Yin, F, Liu, X, Li, D, Wang, Q, Zhang, W, Li, L
Oncology reports. 2013;(1):3-10
Abstract
Ovarian cancer is a fatal gynecological cancer and a major cause of cancer-related mortality worldwide. The main limitation to a successful treatment for ovarian cancer is the development of drug resistance to combined chemotherapy. Tumor suppressor genes (TSGs) are wild-type alleles of genes which play regulatory roles in diverse cellular activities, and whose loss of function contributes to the development of cancer. It has been demonstrated that TSGs contribute to drug resistance in several types of solid tumors. However, an overview of the contribution of TSGs to drug resistance in ovarian cancer has not previously been reported. In this study, 15 TSGs responding to drug resistance in ovarian cancer were reviewed to determine the relationship of TSGs with ovarian cancer drug resistance.
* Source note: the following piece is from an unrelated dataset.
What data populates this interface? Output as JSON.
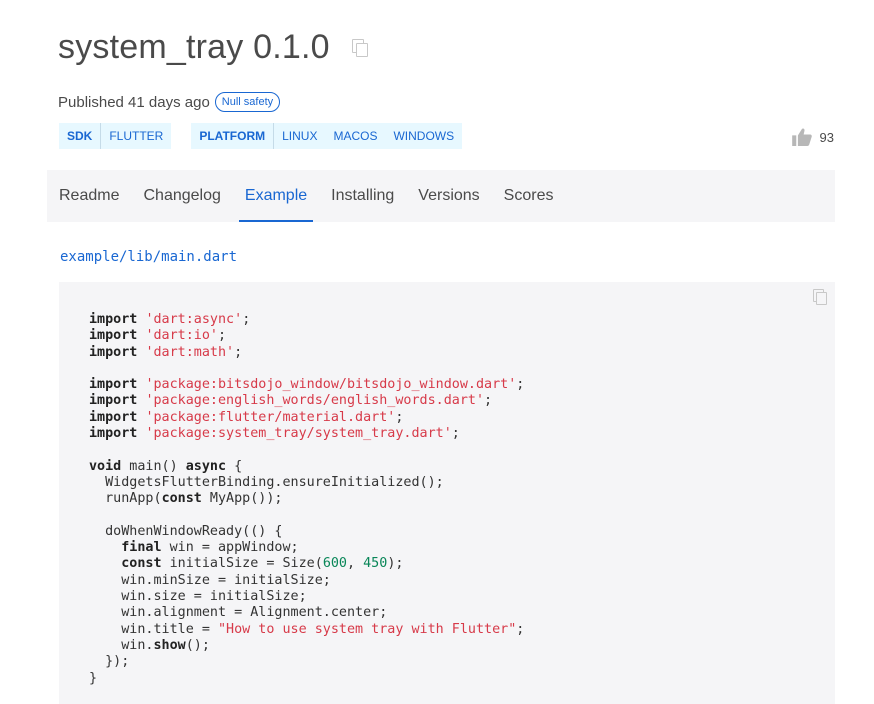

Furthermore, gene/protein-interaction and bio-association analysis were performed to demonstrate the associations of these TSGs and to mine the potential drug resistance-related genes in ovarian cancer. We observed that the 15 TSGs had close interactions with each other, suggesting that they may contribute to drug resistance in ovarian cancer as a group. Five pathways/processes consisting of DNA damage, apoptosis, cell cycle, DNA binding and methylation may be the key ways with which TSGs participate in the regulation of drug resistance. In addition, ubiquitin C (UBC) and six additional TSGs including the adenomatous polyposis coli gene (APC), death associated protein kinase gene (DAPK), pleiomorphic adenoma gene-like 1 (PLAGL1), retinoblastoma susceptibility gene (RB1), a gene encoding an apoptosis-associated speck-like protein (PYCARD/ASC) and tumor protein 63 (TP63), which had close interactions with the 15 TSGs, are potential drug resistance-related genes in ovarian cancer.